Kabala hiçbir şekilde bu gerekçelerle ilgili değildir. Daha ziyade, Kabala, insanın Yaradan’ın niteliklerine benzer niteliklere sahip olmasını olanaklı kılmak için, kişinin doğasını değiştirmeyi hedefler.
Kabalistik yöntem, insanın bu dünyada sahip olduğu her şeyi Yaradan’a vermek niyetiyle kullanması gerektiğini bildirir. Fakat bu niyete ulaşmak için, insanın Yaradan’ı hissetmesi ve yaptığı işlerin Yaradan’ı memnun ettiğini hissetmesi gerekir. Kabala çalışan kişi, Yaradan’ı hissederek Kabala’nın anlamını anlamaya başlar.
KABALİSTİK METİNLERİ NASIL OKUMALI?
Kabala’da kullanılan bazı İbranice terimleri bir başka dile tercüme etmenin gerekli olmadığını vurgulamak isteriz. Zira bu terimlerin her biri manevi bir mevcudiyeti (Partsuf) veya bu mevcudiyetin parçalarından birini teşkil etmektedir.
Yabancı bir dil konuşan öğrenciye yardımcı olmak için bazı paralel çeviriler sağladık. Fakat çevirilerin dünyamızdaki imgelerle ilgili çağrışımlara neden olabileceği vurgulanmalıdır. Bu ise kesinlikle yasaklanmıştır, zira kişi manevi olan şeyi bizim dünyamızın seviyesine alçaltmaya girişmemelidir.
Baş (Roş), Ağız (Pe), Çiftleşme (Zivug) gibi terimler, Kabala ile alakalı olmayan çağrışımları içerebilir.
O nedenle, İbranice isimlere bağlı kalmak tavsiye edilmektedir. Aslında, İbraniceyi anlamayan bir öğrenci, İbranice konuşanlara göre bir avantaja sahiptir, çünkü bu terimler dünyamızdaki betimlemelere bir referans olmamaktadır.
DERSLERİ NASIL OKUMALI?
Kabala’yı açıklama ve öğretmedeki zorluk, manevi dünyanın bizim dünyamızda bir karşılığı olmamasında yatmaktadır. Çalışmanın hedefi açık olsa bile, onu anlamak sadece geçicidir. Bu, idrakimizin manevi öğesi tarafından kavranır ve Yukarıdan da sürekli yenilenir. Bundan ötürü, birey tarafından bir zamanlar anlaşılan bir konu, bir süre sonra aynı kişiye tekrar bulanık görünebilir.
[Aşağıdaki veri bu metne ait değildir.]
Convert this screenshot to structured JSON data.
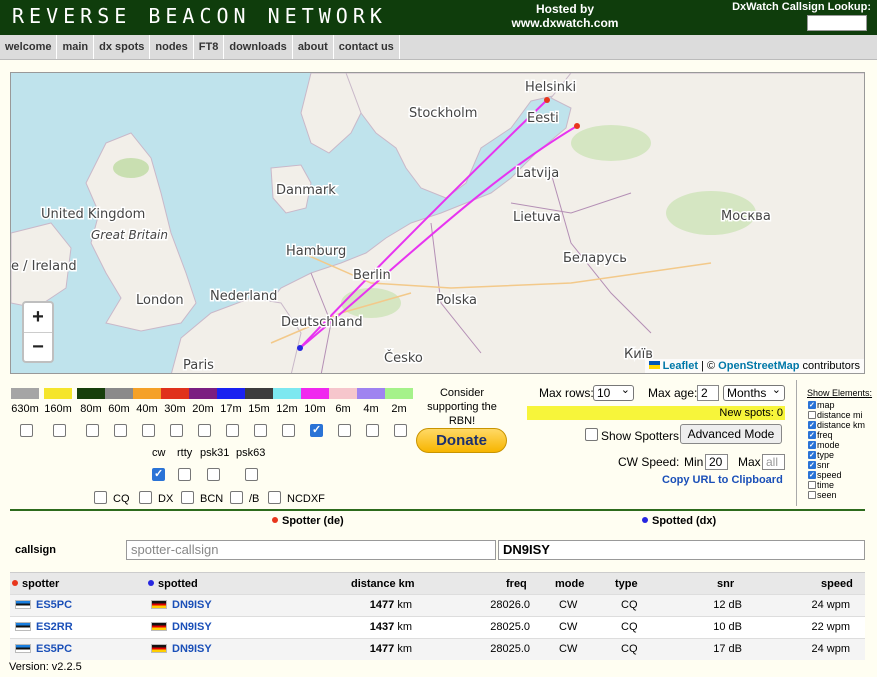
{
  "header": {
    "logo": "REVERSE BEACON NETWORK",
    "hosted_line1": "Hosted by",
    "hosted_line2": "www.dxwatch.com",
    "lookup_label": "DxWatch Callsign Lookup:"
  },
  "nav": [
    "welcome",
    "main",
    "dx spots",
    "nodes",
    "FT8",
    "downloads",
    "about",
    "contact us"
  ],
  "map": {
    "labels": {
      "helsinki": "Helsinki",
      "stockholm": "Stockholm",
      "eesti": "Eesti",
      "latvija": "Latvija",
      "danmark": "Danmark",
      "lietuva": "Lietuva",
      "moskva": "Москва",
      "uk": "United Kingdom",
      "gb": "Great Britain",
      "ireland": "e / Ireland",
      "hamburg": "Hamburg",
      "berlin": "Berlin",
      "belarus": "Беларусь",
      "nederland": "Nederland",
      "london": "London",
      "polska": "Polska",
      "deutschland": "Deutschland",
      "paris": "Paris",
      "cesko": "Česko",
      "kyiv": "Київ"
    },
    "zoom_in": "+",
    "zoom_out": "−",
    "attribution_leaflet": "Leaflet",
    "attribution_sep": " | © ",
    "attribution_osm": "OpenStreetMap",
    "attribution_suffix": " contributors"
  },
  "bands": [
    {
      "label": "630m",
      "color": "#a5a5a5",
      "checked": false
    },
    {
      "label": "160m",
      "color": "#f5e52a",
      "checked": false
    },
    {
      "label": "80m",
      "color": "#173f0b",
      "checked": false
    },
    {
      "label": "60m",
      "color": "#8a8a8a",
      "checked": false
    },
    {
      "label": "40m",
      "color": "#f5a127",
      "checked": false
    },
    {
      "label": "30m",
      "color": "#e0321b",
      "checked": false
    },
    {
      "label": "20m",
      "color": "#7b1f80",
      "checked": false
    },
    {
      "label": "17m",
      "color": "#1a22f0",
      "checked": false
    },
    {
      "label": "15m",
      "color": "#3d3d3d",
      "checked": false
    },
    {
      "label": "12m",
      "color": "#7de8f0",
      "checked": false
    },
    {
      "label": "10m",
      "color": "#f028ef",
      "checked": true
    },
    {
      "label": "6m",
      "color": "#f6c6cc",
      "checked": false
    },
    {
      "label": "4m",
      "color": "#9f83f0",
      "checked": false
    },
    {
      "label": "2m",
      "color": "#a5f28a",
      "checked": false
    }
  ],
  "modes": [
    {
      "label": "cw",
      "checked": true
    },
    {
      "label": "rtty",
      "checked": false
    },
    {
      "label": "psk31",
      "checked": false
    },
    {
      "label": "psk63",
      "checked": false
    }
  ],
  "types": [
    {
      "label": "CQ",
      "checked": false
    },
    {
      "label": "DX",
      "checked": false
    },
    {
      "label": "BCN",
      "checked": false
    },
    {
      "label": "/B",
      "checked": false
    },
    {
      "label": "NCDXF",
      "checked": false
    }
  ],
  "support": {
    "text": "Consider supporting the RBN!",
    "donate": "Donate"
  },
  "controls": {
    "max_rows_label": "Max rows:",
    "max_rows_value": "10",
    "max_age_label": "Max age:",
    "max_age_value": "2",
    "max_age_unit": "Months",
    "new_spots": "New spots: 0",
    "show_spotters": "Show Spotters",
    "advanced_mode": "Advanced Mode",
    "cw_speed_label": "CW Speed:",
    "min_label": "Min",
    "min_value": "20",
    "max_label": "Max",
    "max_placeholder": "all",
    "copy_url": "Copy URL to Clipboard"
  },
  "show_elements": {
    "title": "Show Elements:",
    "items": [
      {
        "label": "map",
        "checked": true
      },
      {
        "label": "distance mi",
        "checked": false
      },
      {
        "label": "distance km",
        "checked": true
      },
      {
        "label": "freq",
        "checked": true
      },
      {
        "label": "mode",
        "checked": true
      },
      {
        "label": "type",
        "checked": true
      },
      {
        "label": "snr",
        "checked": true
      },
      {
        "label": "speed",
        "checked": true
      },
      {
        "label": "time",
        "checked": false
      },
      {
        "label": "seen",
        "checked": false
      }
    ]
  },
  "filter": {
    "spotter_header": "Spotter (de)",
    "spotted_header": "Spotted (dx)",
    "callsign_label": "callsign",
    "spotter_placeholder": "spotter-callsign",
    "spotted_value": "DN9ISY"
  },
  "table": {
    "columns": {
      "spotter": "spotter",
      "spotted": "spotted",
      "distance": "distance km",
      "freq": "freq",
      "mode": "mode",
      "type": "type",
      "snr": "snr",
      "speed": "speed"
    },
    "rows": [
      {
        "spotter": "ES5PC",
        "spotted": "DN9ISY",
        "distance": "1477",
        "unit": " km",
        "freq": "28026.0",
        "mode": "CW",
        "type": "CQ",
        "snr": "12 dB",
        "speed": "24 wpm"
      },
      {
        "spotter": "ES2RR",
        "spotted": "DN9ISY",
        "distance": "1437",
        "unit": " km",
        "freq": "28025.0",
        "mode": "CW",
        "type": "CQ",
        "snr": "10 dB",
        "speed": "22 wpm"
      },
      {
        "spotter": "ES5PC",
        "spotted": "DN9ISY",
        "distance": "1477",
        "unit": " km",
        "freq": "28025.0",
        "mode": "CW",
        "type": "CQ",
        "snr": "17 dB",
        "speed": "24 wpm"
      }
    ]
  },
  "version": "Version: v2.2.5"
}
Okuyucunun ruh haline ve manevi durumuna bağlı olarak, metin ya tamamen derin anlamıyla ya da tamamen anlamsız olarak görünebilir. Dün size tamamen açık olan şeyin bir sonraki gün çok karışık olması halinde umutsuzluğa kapılmayın. Metinler size boş, anlamsız ya da mantıksız göründüğünde sakın vazgeçmeyin. Kabala, teorik bilgi edinmek uğruna çalışılmaz, ama görmek ve algılamak için çalışılır. Kişi, görmeye ve algılamaya başladıktan sonra, kendi düşüncesi aracılığıyla ve manevi güç kazandıktan sonra, nihai manevi Işıkları ve seviyeleri edinimi, kendisine kesin bir bilgi bağışlayacaktır.
Kişi, Üst Işık hakkında bir idrak edinene ve manevi nesnelerin algılanmasına sahip olana kadar, evrenin ne biçimde inşa edildiğini ve nasıl işlediğini anlamayacaktır, zira öğrenilen konuya dair dünyamızda hiçbir benzerlik yoktur.
Bu dersler, manevi güçlerin algılanması yönündeki ilk adımları kolaylaştırmakta yardımcı olabilir. Sonraki aşamalarda, sadece bir öğretmenin yardımıyla ilerleme yapılabilir.
1. DERS
Bu derste incelenen başlıklar şunlardır:
1. Üç Kaynak: Raşbi, Ari, Baal HaSulam2. Dört Aşama3. İhsan Etmek İçin Vermek4. Misafir ve Ev Sahibi5. Yaradan’a Eşit Olmak6. Seçim Özgürlüğü7. Birinci Kısıtlama8. Yaratılışın Kökleri9. Manevi Düzenin Yapısı: Partsuf10. Alma Arzusunun Tatmini
Manevi dünyalarla ilgili olan bilgimiz, Üst Dünyalara dair bir algılama geliştirmeyi başarmış ve yazılarında bu dünyaların mekanizmasını ve yapısını tanımlamış kişiler tarafından sağlanmıştı. Bu dünyalarla temas kurma yöntemleri de bize iletilmişti. Bu miras, hâlâ bu dünyada yaşarken bizim manevi dünyalara girmemizi, Yaratılışın tam bir bilgisini edinmemizi, onun tam mükemmelliğini algılamamızı, amacını anlamamızı ve var oluş amacımızı tamamen kavramamızı sağlar.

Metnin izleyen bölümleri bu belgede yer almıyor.